Kejriwal made the remarks while addressing the maiden meeting of the Punjab State Traders Commission in Mohali, where he was accompanied by Punjab Chief Minister Bhagwant Mann.

The former Delhi chief minister said that through the commission, local markets will be upgraded, and long-pending small issues of shopkeepers will be resolved.

He said the purpose of the commission is to make the tax system simpler, more transparent, and trader-friendly.

"Till now, in our country, traders and businessmen have been viewed with a very negative mindset. No matter which government or which party ruled, everyone treated traders as thieves," Kejriwal said.

"I pray that one day our government is formed at the Centre and we free you from GST. There is a kind of tax terrorism going on," he said.

Kejriwal termed the traders also a victim of politicians, who, he said, only remember them during elections and then, once in power, to extort money till the next election.

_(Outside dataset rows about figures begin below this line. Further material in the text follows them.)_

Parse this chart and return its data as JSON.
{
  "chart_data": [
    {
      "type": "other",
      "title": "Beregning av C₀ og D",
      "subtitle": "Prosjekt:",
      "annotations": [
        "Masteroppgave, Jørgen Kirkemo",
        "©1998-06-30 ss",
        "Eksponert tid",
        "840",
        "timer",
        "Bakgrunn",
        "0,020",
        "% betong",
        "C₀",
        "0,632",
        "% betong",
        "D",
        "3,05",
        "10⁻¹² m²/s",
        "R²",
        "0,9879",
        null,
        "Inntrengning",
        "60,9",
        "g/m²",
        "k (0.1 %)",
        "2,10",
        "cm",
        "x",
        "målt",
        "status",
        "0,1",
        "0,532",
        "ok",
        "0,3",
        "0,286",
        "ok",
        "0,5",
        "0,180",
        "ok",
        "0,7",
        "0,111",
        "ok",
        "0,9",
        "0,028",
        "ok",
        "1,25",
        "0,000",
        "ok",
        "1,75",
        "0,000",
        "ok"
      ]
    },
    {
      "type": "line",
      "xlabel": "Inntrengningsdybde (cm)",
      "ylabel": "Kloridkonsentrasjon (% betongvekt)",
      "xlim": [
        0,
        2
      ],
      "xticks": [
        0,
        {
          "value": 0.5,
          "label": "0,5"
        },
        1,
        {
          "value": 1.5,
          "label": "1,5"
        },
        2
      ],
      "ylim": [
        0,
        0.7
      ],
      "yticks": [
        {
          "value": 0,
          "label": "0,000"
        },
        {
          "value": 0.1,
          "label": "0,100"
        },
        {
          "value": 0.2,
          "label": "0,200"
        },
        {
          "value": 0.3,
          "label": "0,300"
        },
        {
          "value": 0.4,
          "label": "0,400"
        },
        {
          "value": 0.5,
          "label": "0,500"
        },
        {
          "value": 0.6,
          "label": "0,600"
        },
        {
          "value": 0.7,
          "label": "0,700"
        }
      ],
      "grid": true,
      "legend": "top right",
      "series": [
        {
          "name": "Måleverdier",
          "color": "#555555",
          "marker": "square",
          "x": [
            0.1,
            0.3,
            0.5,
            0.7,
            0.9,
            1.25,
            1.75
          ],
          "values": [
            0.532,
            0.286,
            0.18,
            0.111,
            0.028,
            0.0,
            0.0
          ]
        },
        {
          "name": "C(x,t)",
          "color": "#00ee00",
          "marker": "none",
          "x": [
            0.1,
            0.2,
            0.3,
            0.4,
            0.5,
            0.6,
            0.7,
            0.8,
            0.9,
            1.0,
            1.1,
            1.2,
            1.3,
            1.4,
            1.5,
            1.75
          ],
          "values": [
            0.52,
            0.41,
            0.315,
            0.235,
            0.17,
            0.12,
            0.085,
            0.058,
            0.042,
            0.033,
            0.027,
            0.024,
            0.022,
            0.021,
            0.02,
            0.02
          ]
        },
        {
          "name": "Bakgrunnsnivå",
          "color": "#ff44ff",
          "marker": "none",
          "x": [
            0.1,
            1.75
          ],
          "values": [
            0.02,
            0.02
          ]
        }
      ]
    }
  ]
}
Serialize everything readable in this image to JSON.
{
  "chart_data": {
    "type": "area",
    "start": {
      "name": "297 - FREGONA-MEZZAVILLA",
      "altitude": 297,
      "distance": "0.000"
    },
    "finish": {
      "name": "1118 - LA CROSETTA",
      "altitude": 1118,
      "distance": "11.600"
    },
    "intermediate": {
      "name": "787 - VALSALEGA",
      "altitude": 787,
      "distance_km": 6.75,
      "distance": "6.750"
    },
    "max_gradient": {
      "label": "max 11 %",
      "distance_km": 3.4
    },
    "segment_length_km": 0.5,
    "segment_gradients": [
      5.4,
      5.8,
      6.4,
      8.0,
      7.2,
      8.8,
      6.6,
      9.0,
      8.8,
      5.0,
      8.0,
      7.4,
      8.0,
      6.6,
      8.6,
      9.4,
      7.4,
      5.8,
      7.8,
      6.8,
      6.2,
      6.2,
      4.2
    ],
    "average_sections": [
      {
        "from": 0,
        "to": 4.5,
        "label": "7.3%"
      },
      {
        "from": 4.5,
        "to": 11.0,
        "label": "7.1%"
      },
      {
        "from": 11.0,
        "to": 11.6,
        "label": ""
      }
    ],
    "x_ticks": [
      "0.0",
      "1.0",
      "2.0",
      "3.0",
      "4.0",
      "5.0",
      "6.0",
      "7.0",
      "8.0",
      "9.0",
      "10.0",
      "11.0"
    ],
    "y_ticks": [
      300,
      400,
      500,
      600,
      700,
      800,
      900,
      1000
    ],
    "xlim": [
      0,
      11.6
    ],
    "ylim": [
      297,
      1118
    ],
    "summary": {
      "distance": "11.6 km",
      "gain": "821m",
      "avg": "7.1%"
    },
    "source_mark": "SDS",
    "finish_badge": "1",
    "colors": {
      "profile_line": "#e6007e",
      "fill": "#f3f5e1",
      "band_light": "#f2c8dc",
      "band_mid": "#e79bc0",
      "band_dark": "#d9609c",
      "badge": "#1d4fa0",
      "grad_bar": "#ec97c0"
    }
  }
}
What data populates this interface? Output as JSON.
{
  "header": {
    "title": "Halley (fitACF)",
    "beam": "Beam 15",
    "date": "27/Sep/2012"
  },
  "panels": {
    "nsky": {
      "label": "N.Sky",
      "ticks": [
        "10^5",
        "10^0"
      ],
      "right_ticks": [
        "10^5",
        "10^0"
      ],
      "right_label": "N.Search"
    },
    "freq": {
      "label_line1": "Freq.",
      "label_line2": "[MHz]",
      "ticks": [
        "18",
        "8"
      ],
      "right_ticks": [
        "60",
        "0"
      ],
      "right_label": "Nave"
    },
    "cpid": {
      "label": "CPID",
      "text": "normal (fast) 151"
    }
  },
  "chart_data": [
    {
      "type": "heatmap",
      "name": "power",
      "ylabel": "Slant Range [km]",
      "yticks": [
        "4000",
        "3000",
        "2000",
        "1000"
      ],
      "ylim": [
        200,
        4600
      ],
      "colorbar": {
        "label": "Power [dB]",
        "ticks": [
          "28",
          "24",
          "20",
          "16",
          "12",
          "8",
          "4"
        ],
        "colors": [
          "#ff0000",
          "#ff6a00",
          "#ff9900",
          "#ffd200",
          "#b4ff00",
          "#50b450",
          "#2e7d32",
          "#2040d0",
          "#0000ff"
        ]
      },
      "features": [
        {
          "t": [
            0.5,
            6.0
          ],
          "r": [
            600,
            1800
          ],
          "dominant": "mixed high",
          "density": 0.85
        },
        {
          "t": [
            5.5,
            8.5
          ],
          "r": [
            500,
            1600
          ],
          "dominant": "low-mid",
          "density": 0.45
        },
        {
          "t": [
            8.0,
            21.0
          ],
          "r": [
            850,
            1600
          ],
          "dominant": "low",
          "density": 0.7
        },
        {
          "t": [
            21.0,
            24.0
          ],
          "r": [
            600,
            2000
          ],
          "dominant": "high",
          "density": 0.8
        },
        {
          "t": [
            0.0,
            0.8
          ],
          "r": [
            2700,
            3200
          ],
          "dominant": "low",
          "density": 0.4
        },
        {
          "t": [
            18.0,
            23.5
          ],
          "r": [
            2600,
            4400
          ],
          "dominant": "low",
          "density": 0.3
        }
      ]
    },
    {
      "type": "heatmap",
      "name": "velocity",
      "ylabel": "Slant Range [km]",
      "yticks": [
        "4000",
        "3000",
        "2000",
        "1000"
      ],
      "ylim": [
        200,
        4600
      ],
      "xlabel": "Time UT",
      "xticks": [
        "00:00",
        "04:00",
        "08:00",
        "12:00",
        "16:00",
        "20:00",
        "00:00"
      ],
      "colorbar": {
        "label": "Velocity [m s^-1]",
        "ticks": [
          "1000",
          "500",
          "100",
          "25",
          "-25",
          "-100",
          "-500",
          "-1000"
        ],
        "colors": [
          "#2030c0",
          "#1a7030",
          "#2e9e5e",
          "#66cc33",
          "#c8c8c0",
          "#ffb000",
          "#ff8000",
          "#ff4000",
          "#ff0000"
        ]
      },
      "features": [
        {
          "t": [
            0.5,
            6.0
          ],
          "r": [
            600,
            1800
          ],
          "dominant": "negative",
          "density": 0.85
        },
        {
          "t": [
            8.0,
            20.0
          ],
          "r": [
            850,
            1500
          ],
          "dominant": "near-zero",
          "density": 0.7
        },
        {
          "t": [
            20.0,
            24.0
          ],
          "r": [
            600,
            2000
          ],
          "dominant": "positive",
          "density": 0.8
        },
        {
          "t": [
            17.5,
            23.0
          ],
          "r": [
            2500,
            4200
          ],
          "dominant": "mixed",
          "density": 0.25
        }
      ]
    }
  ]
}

"I come from a trading family. I understand the pain and suffering of a trader. You may remember how, as children, we used to go to the village during summer holidays. My uncle there had a grocery shop at the bus stand. During summer vacations, many times I would manage the entire shop alone for days. I understand the pain of a shopkeeper," he said.

The AAP leader said the governments always talk about big investments everywhere. "But no one ever paid attention to the small shopkeeper running a grocery store, a clothing shop, a bread shop, a tile shop, or shops in small markets."

Attacking the rival parties in Punjab, he said that after their run was over, neither the Akali Dal nor the Congress would have dared to go among the public and seek honest feedback.

"After four years, they would face such abuse that I do not think the Congress government would have had the courage to pass around a microphone in a public gathering and say, speak whatever you want … If it had happened during the Akali Dal government, the microphone would not have returned," he said.